Granted not all of the players in the aforementioned group are true rookies; but only three have any NHL experience worth mentioning. Mike Ribiero, Mike Ryder [Calder trophy runner up] and fan favorite Mike Komisarek all took a very important steps in their development as future stars in ’03 and yet only have 345 NHL games under their belt combined [197 are credited to Ribiero]. Ryder and Ribeiro are guaranteed to be on the starting roster as they were during the last NHL season making up 2 / 3rd’s of the teams best offensive line, and Komisarek showed flashes of the player he will be late in the season and playoffs that have the fans and coaching staff drooling over the premise of a full 82 game schedule. The Canadiens brain trusts fully expect their development to continue to new levels this season, but they are all still young in experience and need mentoring to some degree.
The rest of the group all qualify as outright rookies who are going to make some mistakes while learning at the NHL level of play. What makes this season unique is that number of rule changes and “new” enforcement of the obstruction/penalties could make the mistakes increase in number and in importance, costing the team valuable points in the standings.
This is where the team’s veteran players step in. Actions speak louder then words and the experienced Canadiens have to show that quality at every opportunity. Whether it is turning the other cheek to an obvious infraction, or going all out during a shorthanded situation, if the model is set out for them, the young players will notice and take strides in duplicating the feat. “Efforts like that always rub off on others” – Jacques Demers on Kirk Muller’s 1993′ playoff OT winner in game five versus the Nordiques.

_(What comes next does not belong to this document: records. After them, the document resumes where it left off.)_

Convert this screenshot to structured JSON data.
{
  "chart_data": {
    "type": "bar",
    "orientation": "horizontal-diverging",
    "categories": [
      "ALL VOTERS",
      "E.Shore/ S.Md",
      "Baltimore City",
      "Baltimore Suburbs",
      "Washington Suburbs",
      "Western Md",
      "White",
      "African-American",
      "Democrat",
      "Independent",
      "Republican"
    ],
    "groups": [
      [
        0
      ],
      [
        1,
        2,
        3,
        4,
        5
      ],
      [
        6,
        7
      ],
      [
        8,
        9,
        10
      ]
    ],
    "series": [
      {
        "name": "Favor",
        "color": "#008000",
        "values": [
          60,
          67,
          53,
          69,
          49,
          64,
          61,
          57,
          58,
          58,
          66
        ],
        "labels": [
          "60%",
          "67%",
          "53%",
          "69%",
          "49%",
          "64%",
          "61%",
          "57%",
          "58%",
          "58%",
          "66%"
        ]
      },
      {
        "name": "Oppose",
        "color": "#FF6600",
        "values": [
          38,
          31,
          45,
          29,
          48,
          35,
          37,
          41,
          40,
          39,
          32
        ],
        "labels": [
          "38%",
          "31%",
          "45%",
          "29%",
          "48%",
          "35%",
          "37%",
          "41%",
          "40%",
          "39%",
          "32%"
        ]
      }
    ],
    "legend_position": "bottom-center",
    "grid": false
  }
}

The Canadiens are lucky to have the type of veteran leadership at every natural position that they have this season. I can think of very few better then the likes of Saku Koivu, Alexei Kovalev, Radek Bonk and Richard Zednik setting examples for our young centers and wingers. None of the mentioned four take shifts off, and any one of them can show you how to score or play defense in the NHL. Our defensive corps also boasts a nice mix for any style defenseman coming through our system into the pro ranks. Craig Rivet and the versatile Mathieu Dandenault can teach the defensive side of the game, while Andrei Markov and Sheldon Souray can set the offensive/two way standards. In goal, Yann Danis will undoubtedly learn more from Jose Theodore when he replaces the injured backup goaltender Christobal Huet for a few months, then he did all of last season in the AHL.
This season habs fans have high expectations for their team, but success depends on how quickly the young players can follow the example of veterans, adjust to tougher rule enforcement, as well as deal with all the other “normal” aspects of life as a rookie in the NHL. A daunting task to be sure, but one that all players competing for the few open roster spots have gladly accepted thus far at training camp. The next few weeks look to be exciting for fans and Hab hopefuls as the roster fills out and the season comes into view. As Saku Koivu stated earlier this week “it’s good to be back”.